Revenue increased $1.4 billion or 22%, driven by the acquisition of LinkedIn and higher revenue from Office 365.
• LinkedIn revenue was $975 million, primarily comprised of revenue from Talent Solutions.
• Office Commercial revenue increased $347 million or 7%, driven by higher revenue from Office 365 commercial, mainly due to growth in subscribers, offset in part by lower revenue from products licensed on-premises, reflecting a continued shift to Office 365 commercial.
• Office Consumer revenue increased $112 million or 15%, driven by higher revenue from Office 365 consumer, mainly due to growth in subscribers.
• Dynamics revenue increased 10%, due to higher revenue from Dynamics 365.
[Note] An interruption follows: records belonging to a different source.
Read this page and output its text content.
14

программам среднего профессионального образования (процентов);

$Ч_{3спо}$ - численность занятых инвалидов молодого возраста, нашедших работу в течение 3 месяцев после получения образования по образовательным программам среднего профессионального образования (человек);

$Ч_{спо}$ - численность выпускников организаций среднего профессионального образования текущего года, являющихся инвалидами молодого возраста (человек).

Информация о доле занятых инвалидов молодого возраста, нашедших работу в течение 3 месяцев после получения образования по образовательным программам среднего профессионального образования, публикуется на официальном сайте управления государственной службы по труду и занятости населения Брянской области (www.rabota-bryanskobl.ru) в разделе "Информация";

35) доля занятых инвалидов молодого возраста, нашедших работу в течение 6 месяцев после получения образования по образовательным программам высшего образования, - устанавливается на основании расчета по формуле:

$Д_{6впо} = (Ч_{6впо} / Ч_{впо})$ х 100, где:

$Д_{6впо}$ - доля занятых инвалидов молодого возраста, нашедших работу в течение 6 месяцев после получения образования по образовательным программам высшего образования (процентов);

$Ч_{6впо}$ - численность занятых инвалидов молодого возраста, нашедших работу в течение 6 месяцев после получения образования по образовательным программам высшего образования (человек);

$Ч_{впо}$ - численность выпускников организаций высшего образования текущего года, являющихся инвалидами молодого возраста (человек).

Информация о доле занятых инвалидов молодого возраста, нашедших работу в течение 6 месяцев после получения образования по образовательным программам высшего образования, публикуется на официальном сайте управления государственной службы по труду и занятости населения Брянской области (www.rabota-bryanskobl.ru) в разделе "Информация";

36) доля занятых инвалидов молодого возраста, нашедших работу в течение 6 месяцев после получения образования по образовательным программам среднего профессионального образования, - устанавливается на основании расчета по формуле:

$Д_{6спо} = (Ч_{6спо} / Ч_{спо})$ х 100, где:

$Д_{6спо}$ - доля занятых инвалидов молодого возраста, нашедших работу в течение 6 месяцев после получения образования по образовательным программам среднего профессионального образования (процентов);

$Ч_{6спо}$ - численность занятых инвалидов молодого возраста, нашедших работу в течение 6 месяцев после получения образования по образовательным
Operating income decreased $198 million or 7%, primarily due to higher operating expenses, offset in part by an increase in gross margin. Operating income included an unfavorable foreign currency impact of 3%.
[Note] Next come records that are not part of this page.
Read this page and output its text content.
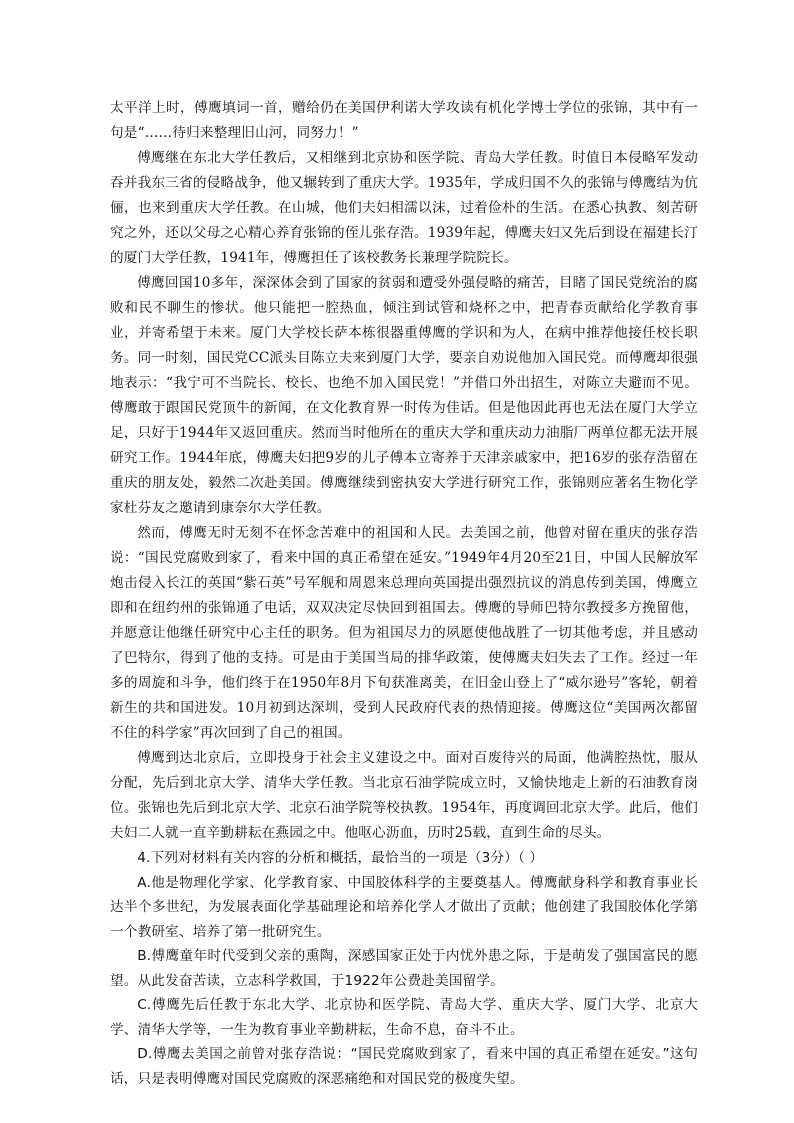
太平洋上时，傅鹰填词一首，赠给仍在美国伊利诺大学攻读有机化学博士学位的张锦，其中有一句是“……待归来整理旧山河，同努力！”

傅鹰继在东北大学任教后，又相继到北京协和医学院、青岛大学任教。时值日本侵略军发动吞并我东三省的侵略战争，他又辗转到了重庆大学。1935年，学成归国不久的张锦与傅鹰结为伉俪，也来到重庆大学任教。在山城，他们夫妇相濡以沫，过着俭朴的生活。在悉心执教、刻苦研究之外，还以父母之心精心养育张锦的侄儿张存浩。1939年起，傅鹰夫妇又先后到设在福建长汀的厦门大学任教，1941年，傅鹰担任了该校教务长兼理学院院长。

傅鹰回国10多年，深深体会到了国家的贫弱和遭受外强侵略的痛苦，目睹了国民党统治的腐败和民不聊生的惨状。他只能把一腔热血，倾注到试管和烧杯之中，把青春贡献给化学教育事业，并寄希望于未来。厦门大学校长萨本栋很器重傅鹰的学识和为人，在病中推荐他接任校长职务。同一时刻，国民党CC派头目陈立夫来到厦门大学，要亲自劝说他加入国民党。而傅鹰却很强地表示：“我宁可不当院长、校长、也绝不加入国民党！”并借口外出招生，对陈立夫避而不见。傅鹰敢于跟国民党顶牛的新闻，在文化教育界一时传为佳话。但是他因此再也无法在厦门大学立足，只好于1944年又返回重庆。然而当时他所在的重庆大学和重庆动力油脂厂两单位都无法开展研究工作。1944年底，傅鹰夫妇把9岁的儿子傅本立寄养于天津亲戚家中，把16岁的张存浩留在重庆的朋友处，毅然二次赴美国。傅鹰继续到密执安大学进行研究工作，张锦则应著名生物化学家杜芬友之邀请到康奈尔大学任教。

然而，傅鹰无时无刻不在怀念苦难中的祖国和人民。去美国之前，他曾对留在重庆的张存浩说：“国民党腐败到家了，看来中国的真正希望在延安。”1949年4月20至21日，中国人民解放军炮击侵入长江的英国“紫石英”号军舰和周恩来总理向英国提出强烈抗议的消息传到美国，傅鹰立即和在纽约州的张锦通了电话，双双决定尽快回到祖国去。傅鹰的导师巴特尔教授多方挽留他，并愿意让他继任研究中心主任的职务。但为祖国尽力的夙愿使他战胜了一切其他考虑，并且感动了巴特尔，得到了他的支持。可是由于美国当局的排华政策，使傅鹰夫妇失去了工作。经过一年多的周旋和斗争，他们终于在1950年8月下旬获准离美，在旧金山登上了“威尔逊号”客轮，朝着新生的共和国进发。10月初到达深圳，受到人民政府代表的热情迎接。傅鹰这位“美国两次都留不住的科学家”再次回到了自己的祖国。

傅鹰到达北京后，立即投身于社会主义建设之中。面对百废待兴的局面，他满腔热忱，服从分配，先后到北京大学、清华大学任教。当北京石油学院成立时，又愉快地走上新的石油教育岗位。张锦也先后到北京大学、北京石油学院等校执教。1954年，再度调回北京大学。此后，他们夫妇二人就一直辛勤耕耘在燕园之中。他呕心沥血，历时25载，直到生命的尽头。

4.下列对材料有关内容的分析和概括，最恰当的一项是（3分）（ ）

A.他是物理化学家、化学教育家、中国胶体科学的主要奠基人。傅鹰献身科学和教育事业长达半个多世纪，为发展表面化学基础理论和培养化学人才做出了贡献；他创建了我国胶体化学第一个教研室、培养了第一批研究生。

B.傅鹰童年时代受到父亲的熏陶，深感国家正处于内忧外患之际，于是萌发了强国富民的愿望。从此发奋苦读，立志科学救国，于1922年公费赴美国留学。

C.傅鹰先后任教于东北大学、北京协和医学院、青岛大学、重庆大学、厦门大学、北京大学、清华大学等，一生为教育事业辛勤耕耘，生命不息，奋斗不止。

D.傅鹰去美国之前曾对张存浩说：“国民党腐败到家了，看来中国的真正希望在延安。”这句话，只是表明傅鹰对国民党腐败的深恶痛绝和对国民党的极度失望。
• Operating expenses increased $993 million or 44%, mainly due to LinkedIn expenses. Operating expenses included $965 million related to our acquisition of LinkedIn, including $153 million of amortization of acquired intangible assets. Sales and marketing expenses increased $522 million or 44%, research and development expenses increased $363 million or 53%, and general and administrative expenses increased $108 million or 28%.
• Gross margin increased $795 million or 15%, driven by higher revenue, offset in part by higher cost of revenue. Gross margin included an unfavorable foreign currency impact of 2%. Cost of revenue increased $642 million or 50%, driven by our acquisition of LinkedIn and an increased mix of cloud offerings. Cost of revenue included $396 million related to our acquisition of LinkedIn, including $218 million of amortization of acquired intangible assets.